Possible, but that’s when you pop your caffeine gum (or your speed) and skip a nap. I know that submarines are space-limited, and so dropping the crew requirements might be helpful- I’m not sure what the limitations are for drone pilots. (The flexibility that means they don’t have crises might also mean there’s no real gain from having pilots that can be awake for more of the day.)
I’d have thought that the military would at least shy away from Uberman polyphasic because getting enough sleep on that schedule is very fragile—if there’s an emergency, there’s much less reserves than for people who sleep in larger chunks.
I have indeed heard many rumors of the military running fascinating sleep experiments. But I’ve not had much luck getting access to their results, let alone the details of methodology and such. I admit, however, that I’ve spent less time and effort looking for them than I should have. If you happen to have illuminating links, please share them!
I’d also like to note that anyone on a successful polyphasic schedule has a pretty huge comparative advantage, so if I were the leader of a polyphasic army, I might not want my opponents knowing anything more than “I hear there is evil there that does not sleep,” if even that.

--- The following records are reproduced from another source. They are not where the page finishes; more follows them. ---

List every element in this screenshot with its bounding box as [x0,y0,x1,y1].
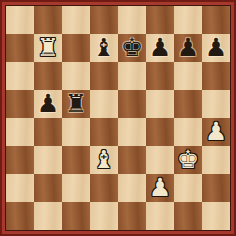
square-f5[interactable] [146,90,174,118]
square-e1[interactable] [118,202,146,230]
square-h8[interactable] [202,6,230,34]
square-d8[interactable] [90,6,118,34]
square-c5[interactable]: ♜ [62,90,90,118]
square-b2[interactable] [34,174,62,202]
piece-white-king[interactable]: ♚ [174,146,202,174]
square-h1[interactable] [202,202,230,230]
square-b8[interactable] [34,6,62,34]
square-g4[interactable] [174,118,202,146]
square-a6[interactable] [6,62,34,90]
square-a3[interactable] [6,146,34,174]
square-g7[interactable]: ♟ [174,34,202,62]
square-d5[interactable] [90,90,118,118]
square-h6[interactable] [202,62,230,90]
square-e5[interactable] [118,90,146,118]
square-b1[interactable] [34,202,62,230]
chess-board-inner-edge: ♜♝♚♟♟♟♟♜♟♝♚♟ [5,5,231,231]
piece-black-pawn[interactable]: ♟ [202,34,230,62]
square-c6[interactable] [62,62,90,90]
square-b6[interactable] [34,62,62,90]
square-e2[interactable] [118,174,146,202]
square-f2[interactable]: ♟ [146,174,174,202]
square-f7[interactable]: ♟ [146,34,174,62]
square-g2[interactable] [174,174,202,202]
piece-white-pawn[interactable]: ♟ [202,118,230,146]
square-b4[interactable] [34,118,62,146]
square-d3[interactable]: ♝ [90,146,118,174]
square-g5[interactable] [174,90,202,118]
square-c8[interactable] [62,6,90,34]
square-e6[interactable] [118,62,146,90]
square-a8[interactable] [6,6,34,34]
piece-black-pawn[interactable]: ♟ [174,34,202,62]
square-a2[interactable] [6,174,34,202]
square-a7[interactable] [6,34,34,62]
chess-board-frame: ♜♝♚♟♟♟♟♜♟♝♚♟ [0,0,236,236]
square-c7[interactable] [62,34,90,62]
square-h3[interactable] [202,146,230,174]
square-c2[interactable] [62,174,90,202]
square-d6[interactable] [90,62,118,90]
square-c3[interactable] [62,146,90,174]
square-d1[interactable] [90,202,118,230]
square-c1[interactable] [62,202,90,230]
square-h4[interactable]: ♟ [202,118,230,146]
square-a4[interactable] [6,118,34,146]
piece-black-pawn[interactable]: ♟ [34,90,62,118]
square-e3[interactable] [118,146,146,174]
square-b5[interactable]: ♟ [34,90,62,118]
square-d4[interactable] [90,118,118,146]
square-a5[interactable] [6,90,34,118]
piece-black-king[interactable]: ♚ [118,34,146,62]
piece-white-pawn[interactable]: ♟ [146,174,174,202]
chess-board: ♜♝♚♟♟♟♟♜♟♝♚♟ [6,6,230,230]
square-g1[interactable] [174,202,202,230]
square-f3[interactable] [146,146,174,174]
square-d2[interactable] [90,174,118,202]
piece-white-rook[interactable]: ♜ [34,34,62,62]
square-c4[interactable] [62,118,90,146]
square-b3[interactable] [34,146,62,174]
square-f4[interactable] [146,118,174,146]
square-h2[interactable] [202,174,230,202]
square-f8[interactable] [146,6,174,34]
piece-black-pawn[interactable]: ♟ [146,34,174,62]
square-e7[interactable]: ♚ [118,34,146,62]
square-h5[interactable] [202,90,230,118]
square-e4[interactable] [118,118,146,146]
square-b7[interactable]: ♜ [34,34,62,62]
square-f6[interactable] [146,62,174,90]
piece-white-bishop[interactable]: ♝ [90,146,118,174]
square-a1[interactable] [6,202,34,230]
square-d7[interactable]: ♝ [90,34,118,62]
square-e8[interactable] [118,6,146,34]
square-f1[interactable] [146,202,174,230]
piece-black-bishop[interactable]: ♝ [90,34,118,62]
square-h7[interactable]: ♟ [202,34,230,62]
square-g8[interactable] [174,6,202,34]
square-g3[interactable]: ♚ [174,146,202,174]
square-g6[interactable] [174,62,202,90]
piece-black-rook[interactable]: ♜ [62,90,90,118]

this advantage is directly proportional to how many people you have on this sleep schedule. The fewer people who do it the lower the payoff, but the more people who do it the less chance you have of keeping it secret. If the army invents an advanced airplane, it can be kept secret and used rarely, but if the army invents a new kind of carbine, it’s much more valuable if ALL the soldiers have it. Polyphasic seems a lot more like the carbine than like the fighter jet.
The US military did a lot of research with modafinil and amphetamines to keep pilots awake for long-haul flights.
Is that research public? If not, maybe someone could make an effective Freedom of Information request for the information?
I do not think FoI requests apply for classified military studies
Polyphasic is useless for the military IMHO.
Its not flexible. Pilots are less useful if they must be sleeping on multiple rigid times.
Its risky. Because if you lose a nap you are fucked. And this is exactly the type of screw-up the military likes least. You train people to stay functional under duress. Not to be germless lab pigs that fall like a feather missing a nap.